Some High-Yield Facts about Implant Forces

Some High-Yield Facts about Implant Forces

implant forces

I’ve been reading lately about the various forces we as implant surgeons need to consider. I’ll admit this is an aspect of learning about dental implants that can be a little dry. In fact the words, “finite element analysis” put me instantly to sleep 9 times out of 10. So in order to save you some time, I wanted to list some high yield concepts about masticatory forces and how they affect dental implant success and longevity.

The first consideration is that forces applied to a natural tooth are distributed more or less evenly throughout the periodontal ligament. This is not so with an implant. Because an implant is meant to be in direct bone contact, the result is that forces applied to an implant are concentrated in the crestal bone surrounding the implant and are less present near the implant apex.

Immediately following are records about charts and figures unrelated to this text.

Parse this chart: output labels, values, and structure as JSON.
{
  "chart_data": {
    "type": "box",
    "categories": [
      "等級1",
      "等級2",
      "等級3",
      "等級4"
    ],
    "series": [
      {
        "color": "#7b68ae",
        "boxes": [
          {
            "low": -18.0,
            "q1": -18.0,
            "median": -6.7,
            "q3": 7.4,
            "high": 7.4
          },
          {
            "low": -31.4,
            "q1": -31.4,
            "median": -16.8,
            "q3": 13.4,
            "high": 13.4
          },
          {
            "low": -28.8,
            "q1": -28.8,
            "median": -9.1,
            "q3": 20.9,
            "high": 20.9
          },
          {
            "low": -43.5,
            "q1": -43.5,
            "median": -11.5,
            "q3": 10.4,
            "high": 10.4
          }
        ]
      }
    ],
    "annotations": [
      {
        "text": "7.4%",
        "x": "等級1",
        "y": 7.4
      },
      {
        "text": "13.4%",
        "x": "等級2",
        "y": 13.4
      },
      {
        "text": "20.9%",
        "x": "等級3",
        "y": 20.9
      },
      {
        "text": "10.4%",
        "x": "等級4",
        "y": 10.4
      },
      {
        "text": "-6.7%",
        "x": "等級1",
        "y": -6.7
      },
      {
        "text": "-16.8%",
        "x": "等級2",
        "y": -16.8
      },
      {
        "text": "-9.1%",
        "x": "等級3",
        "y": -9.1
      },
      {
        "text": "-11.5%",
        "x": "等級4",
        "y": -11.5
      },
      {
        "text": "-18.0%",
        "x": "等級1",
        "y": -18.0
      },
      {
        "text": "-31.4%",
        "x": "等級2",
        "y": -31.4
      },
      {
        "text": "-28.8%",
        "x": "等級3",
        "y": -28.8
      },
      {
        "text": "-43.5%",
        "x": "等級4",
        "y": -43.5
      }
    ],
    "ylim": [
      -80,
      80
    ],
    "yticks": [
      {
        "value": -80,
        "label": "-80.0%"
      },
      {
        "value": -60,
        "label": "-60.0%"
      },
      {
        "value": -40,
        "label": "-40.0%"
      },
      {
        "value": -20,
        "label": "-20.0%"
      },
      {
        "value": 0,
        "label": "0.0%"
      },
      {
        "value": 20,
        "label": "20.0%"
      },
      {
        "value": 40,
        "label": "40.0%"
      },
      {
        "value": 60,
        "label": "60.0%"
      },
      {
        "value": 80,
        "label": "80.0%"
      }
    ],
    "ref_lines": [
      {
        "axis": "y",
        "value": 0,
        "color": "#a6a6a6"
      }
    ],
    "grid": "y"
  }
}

Failing to consider the forces that will be placed upon every implant you place can lead to the following complications: implant or component fractures, crestal bone loss, porcelain fracture, abutment screw loosening, or even total implant loss.  So…..consider the following:

  1. Average biting forces range from 20-350lbs with the molar region being subject to greater forces (200+), the canine region being subject to less (100+), and the incisors being subject the least (25-40). (Scott I, Ash MM Jr: A six channel intra-oral transmitter for measuring occlusal forces, J Prosthetic Dentistry  16:56, 1966)
  2. Parafunctional forces can reach near 1000lbs. (Graf H: Bruxism, Dental Clinics of North America 13:659-665, 1969)
  3. Natural teeth come in to contact during eating and swallowing. Normally this would amount to 30 minutes of contact per day.  (Graf H: Bruxism, Dental Clinics of North America 13:659-665, 1969)
  4. Fatigue fractures in implants and their components are related to the forces they sustain and the number of times they are loaded over time.
  5. Bone can best resist compressive forces. It is weaker by about 30% when resisting tension, and weaker by 65% under shearing forces. (Misch, CE, et al: Bone density: effect on treatment planning…., International Journal of Oral Implantology 6:23-31, 1990) (Misch, et al: Mechanical properties of trabecular bone in the human mandible: implications for dental treatment planning…., Journal of Oral & Maxillofacial Surgery 57:700-706, 1999)
  6. Implants are best placed with an orientation perpendicular to the curves of Spee and Wilson. Small increases in angled loads result in increases in lateral shear forces on the implant and therefore bone, and bone is weakest at resisting shear forces.
  7. Bone density is directly related to bone strength. Alveolar bone that has been edentulous undergoes a loss of bone density. This is most prevalent in the posterior regions.
  8. An implant placed in dense bone transfers a majority of occlusal force to the first 5mm of crestal bone. (Rieger MR, et al: Finite element analysis of bone-adapted and bone-bonded endosseous implants, Journal of Prosthetic Dentistry 62: 436-440)

These concepts should help with your planning which should proceed from the prosthesis to the anticipated forces the implant must sustain, and ultimately to the implant size selection.

In cases where conditions are not ideal, choose wider or longer implants, or consider appropriate occlusal schemes to protect the implant from excessive forces. Doing this will give the best chances for long term success.